Winfunc Research built N-Day-Bench to answer a straightforward question: can today's language models find real security bugs in real code? The benchmark tests frontier LLMs against "N-Day" vulnerabilities, flaws that were publicly disclosed after each model's training data cuts off. A three-agent pipeline runs the show. The Curator pulls ground truth from security advisories. The Finder, the model being tested, gets 24 shell steps to explore the codebase and write a structured report. It never sees the actual patch. Then the Judge scores the result. Test cases rotate monthly to prevent models from memorizing answers.

The April 2026 numbers are worth looking at.
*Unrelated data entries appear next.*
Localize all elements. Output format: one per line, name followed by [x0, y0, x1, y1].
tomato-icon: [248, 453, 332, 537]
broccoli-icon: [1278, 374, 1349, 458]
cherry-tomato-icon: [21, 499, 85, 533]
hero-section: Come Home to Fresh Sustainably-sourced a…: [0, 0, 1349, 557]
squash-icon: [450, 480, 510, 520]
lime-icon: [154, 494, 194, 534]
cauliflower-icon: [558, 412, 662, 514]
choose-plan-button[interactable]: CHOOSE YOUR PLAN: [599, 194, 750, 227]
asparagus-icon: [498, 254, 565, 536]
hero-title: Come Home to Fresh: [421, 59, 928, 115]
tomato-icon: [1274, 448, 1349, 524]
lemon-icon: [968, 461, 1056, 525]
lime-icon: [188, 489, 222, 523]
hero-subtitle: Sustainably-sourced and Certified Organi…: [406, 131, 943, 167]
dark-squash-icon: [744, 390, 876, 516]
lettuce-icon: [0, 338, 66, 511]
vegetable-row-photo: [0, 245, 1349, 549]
OpenAI's GPT-5.4 leads at 83.93, with Z-AI's GLM-5.1 at 80.13 and Anthropic's Claude Opus 4.6 at 79.95. Moonshot AI's Kimi K2.5 landed at 77.18. Google's Gemini 3.1 Pro Preview trailed the pack at 68.50. The benchmark scanned 1,000 advisories but only accepted 47 as test cases, a fairly strict filter. All interaction traces are public and browsable, so anyone can verify how a model reached its conclusions.

Not everyone is sold on the methodology. Community feedback on the project notes that the Judge is itself a language model, which means scoring noise is a real concern without manual review on top. Several commenters suggested splicing in codebases with no known vulnerabilities to measure false-positive rates, something the current setup doesn't do. If you're tracking AI agent capabilities in security research, those gaps matter. A model that finds bugs but also hallucinates them constantly isn't as useful as raw scores suggest.